At a presentation on February 18, 2016 to the American Constitution Society, CFPB Director Richard Cordray devoted most of his remarks to the subject of consumer arbitration. Director Cordray revealed that the effect on consumers of mandatory predispute arbitration clauses “has been on our radar screen since the very beginning,” and he confirmed that the CFPB strongly favors class actions over arbitration and is “considering whether to prohibit companies from using arbitration clauses to block class actions” through rulemaking. It appears that the CFPB is still on track to implement the proposals it outlined last fall which would prohibit class action waivers in consumer arbitration agreements while permitting individual arbitrations to continue subject to certain disclosure requirements. While Director Cordray stated that the CFPB is analyzing “a broad range of feedback we received in response to the outline, with a particular focus on feedback from small businesses,” his discussion of the proposals that the CFPB is considering does not appear to differ from the earlier outline.
The CFPB unquestionably has aligned itself with consumer advocacy groups in a common effort to promote class actions. Looking beyond the CFPB’s own jurisdiction, Director Cordray openly encouraged other consumer advocates “both inside and outside of government” to continue “doing great work investigating the effects of arbitration clauses in contracts for insurance, employment, franchises, and other goods and services.”
Director Cordray spoke glowingly of the 728-page empirical study of consumer financial services arbitration that the CFPB published last March. The study, he stated, “showed that arbitration clauses restrict consumers’ relief in disputes with financial service providers because companies are using them to block class action proceedings in any forum – whether court or arbitration. This affects consumers’ access to justice because group proceedings are often the only practical way to seek relief for relatively small claims.” What Director Cordray did not disclose is that the data in the study actually contradict his laudatory conclusions. In fact, the study confirmed that arbitration is a faster, less expensive and far more effective way for consumers to resolve disputes with companies than class action litigation.

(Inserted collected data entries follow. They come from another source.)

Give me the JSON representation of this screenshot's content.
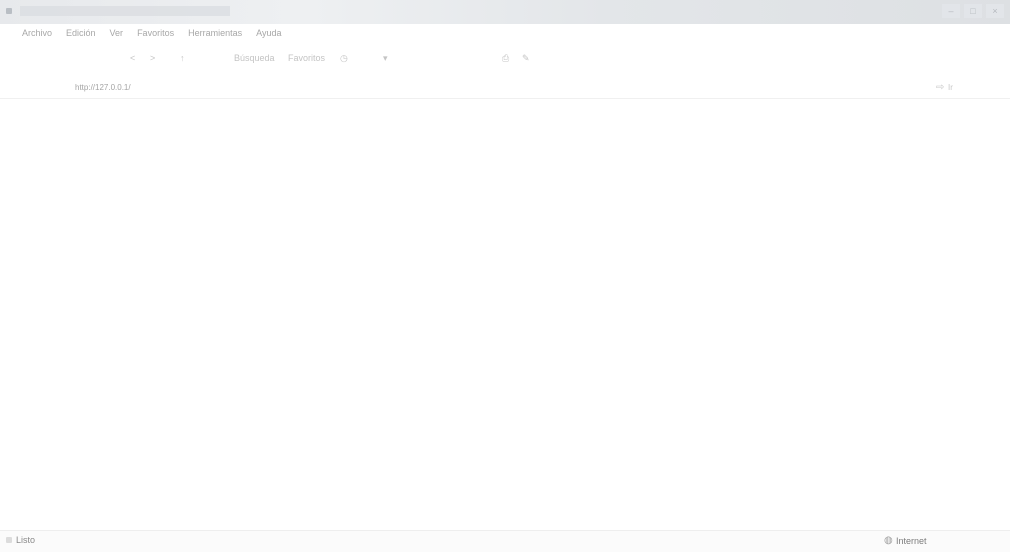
{
  "menu": {
    "items": [
      "Archivo",
      "Edición",
      "Ver",
      "Favoritos",
      "Herramientas",
      "Ayuda"
    ]
  },
  "toolbar": {
    "back_glyph": "<",
    "forward_glyph": ">",
    "arrow_glyph": "↑",
    "search_label": "Búsqueda",
    "favorites_label": "Favoritos",
    "history_glyph": "◷",
    "dropdown_glyph": "▾",
    "print_glyph": "⎙",
    "edit_glyph": "✎"
  },
  "address": {
    "text": "http://127.0.0.1/",
    "go_icon": "⇨",
    "go_label": "Ir"
  },
  "statusbar": {
    "status_text": "Listo",
    "zone_icon": "globe-icon",
    "zone_text": "Internet"
  }
}
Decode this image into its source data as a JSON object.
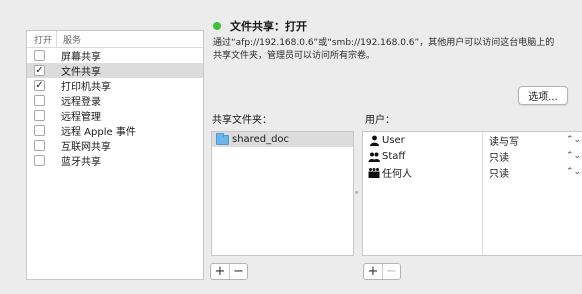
{
  "services_panel": {
    "header_open": "打开",
    "header_service": "服务",
    "items": [
      {
        "label": "屏幕共享",
        "checked": false,
        "selected": false
      },
      {
        "label": "文件共享",
        "checked": true,
        "selected": true
      },
      {
        "label": "打印机共享",
        "checked": true,
        "selected": false
      },
      {
        "label": "远程登录",
        "checked": false,
        "selected": false
      },
      {
        "label": "远程管理",
        "checked": false,
        "selected": false
      },
      {
        "label": "远程 Apple 事件",
        "checked": false,
        "selected": false
      },
      {
        "label": "互联网共享",
        "checked": false,
        "selected": false
      },
      {
        "label": "蓝牙共享",
        "checked": false,
        "selected": false
      }
    ]
  },
  "status": {
    "text": "文件共享：打开",
    "color": "#3cc23c"
  },
  "description": "通过“afp://192.168.0.6”或“smb://192.168.0.6”，其他用户可以访问这台电脑上的共享文件夹，管理员可以访问所有宗卷。",
  "options_button": "选项...",
  "shared_folders": {
    "label": "共享文件夹：",
    "items": [
      "shared_doc"
    ],
    "add": "+",
    "remove": "−"
  },
  "users": {
    "label": "用户：",
    "stepper_glyph": "⌃⌄",
    "items": [
      {
        "name": "User",
        "permission": "读与写",
        "icon": "single-user-icon"
      },
      {
        "name": "Staff",
        "permission": "只读",
        "icon": "group-icon"
      },
      {
        "name": "任何人",
        "permission": "只读",
        "icon": "everyone-icon"
      }
    ],
    "add": "+",
    "remove": "−"
  }
}
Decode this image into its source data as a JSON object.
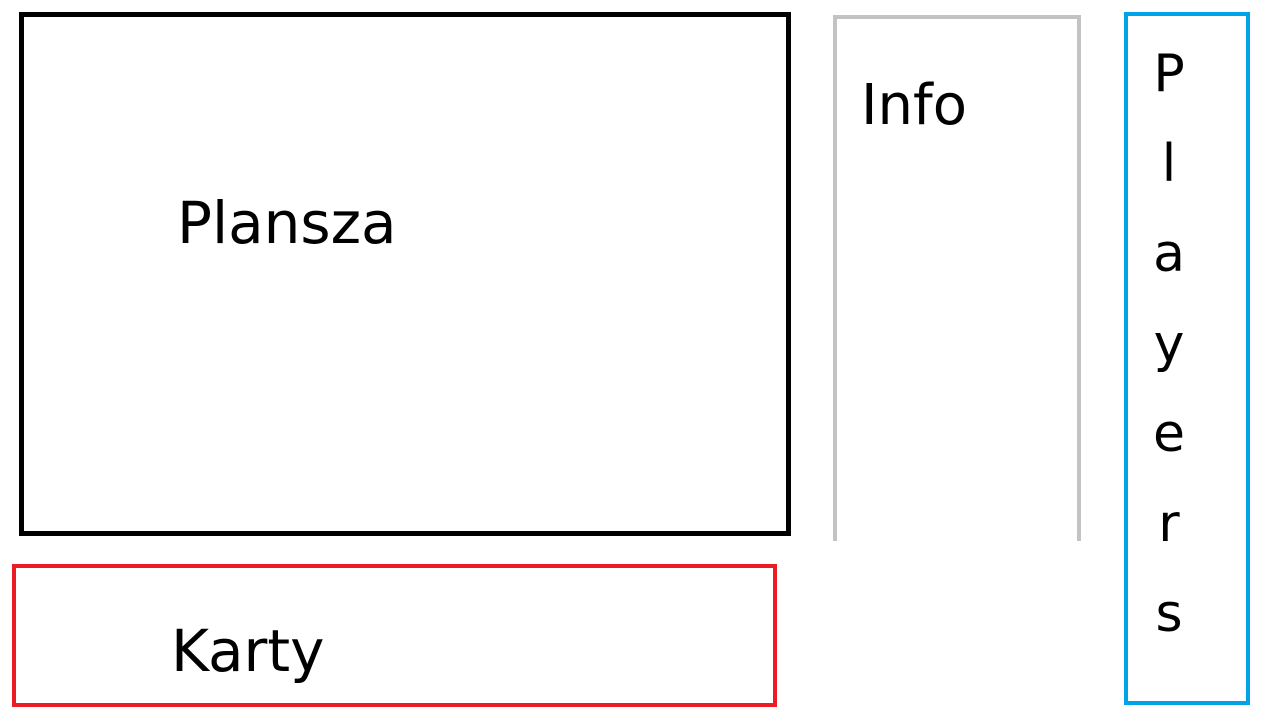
{
  "panels": {
    "plansza": {
      "label": "Plansza",
      "border_color": "#000000"
    },
    "info": {
      "label": "Info",
      "border_color": "#c3c3c3"
    },
    "players": {
      "label": "Players",
      "letters": [
        "P",
        "l",
        "a",
        "y",
        "e",
        "r",
        "s"
      ],
      "border_color": "#00a2e8"
    },
    "karty": {
      "label": "Karty",
      "border_color": "#ed1c24"
    }
  }
}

According to the study, in 60% of the class actions studied by the CFPB consumers received nothing at all because the named plaintiff settled individually or voluntarily withdrew the suit. In the 15% of class actions that settled, consumers who received settlement cash payments got a paltry $32.35 on average after waiting for up to two years. As few as 4% of the class members who were eligible to receive benefits conditioned on submitting a claim form actually filed a claim. In sharp contrast, the study showed, consumers who prevailed in an individual arbitration recovered an average of $5,389.00, and the entire arbitration process was concluded through hearing or settlement in an average of 2-7 months. Moreover, the cost to the consumer for the entire arbitration was only one-half of the cost of simply filing a federal court complaint. While the average class member recovered only $32.35, counsel for the class were awarded a staggering $424,495,451.00 in attorneys’ fees.
Those are the numbers to bear in mind when Director Cordray gloats that the study showed that class action “settlements totaled $2.7 billion in cash, in-kind relief, fees, and expenses.” When you back out the half-billion dollars in attorneys’ fees and the non-cash items, and do the long division that the CFPB purposely did not do, the stark reality – according to the CFPB’s own study – is that consumers who prevailed in arbitration recovered 166 times as much as the average putative class member. The CFPB’s own data strongly suggest that the CFPB should be devoting substantial resources to educating the public on the benefits of arbitration, rather than propping up the plaintiffs’ class action bar.
Director Cordray’s presentation raises another interesting question: why does the CFPB need to bolster class actions when the CFPB itself is already doing a commendable job at protecting a vast number of consumers? According to Director Cordray, to date the CFPB’s enforcement activity has resulted in $11.2 billion in relief for over 25 million consumers. Its supervisory oversight has further resulted in financial institutions providing more than $300 million in redress to over two million consumers. In addition, the CFPB has handled over 800,000 complaints from consumers on its website portal, and has provided “unbiased, reliable answers” to consumer finance questions to more than 10 million people. And the CFPB did all that without racking up a half-billion dollars in attorneys’ fees.
In sum, we can still expect the CFPB to prohibit the use of class action waivers in consumer arbitration agreements when it issues its proposed rules (although Director Cordray provided no hint as to timing, we still expect the proposed rules to be issued in the next few months), but the CFPB’s own statistics demonstrate that it is consumers who will be harmed and plaintiffs’ class action attorneys who will reap the benefits.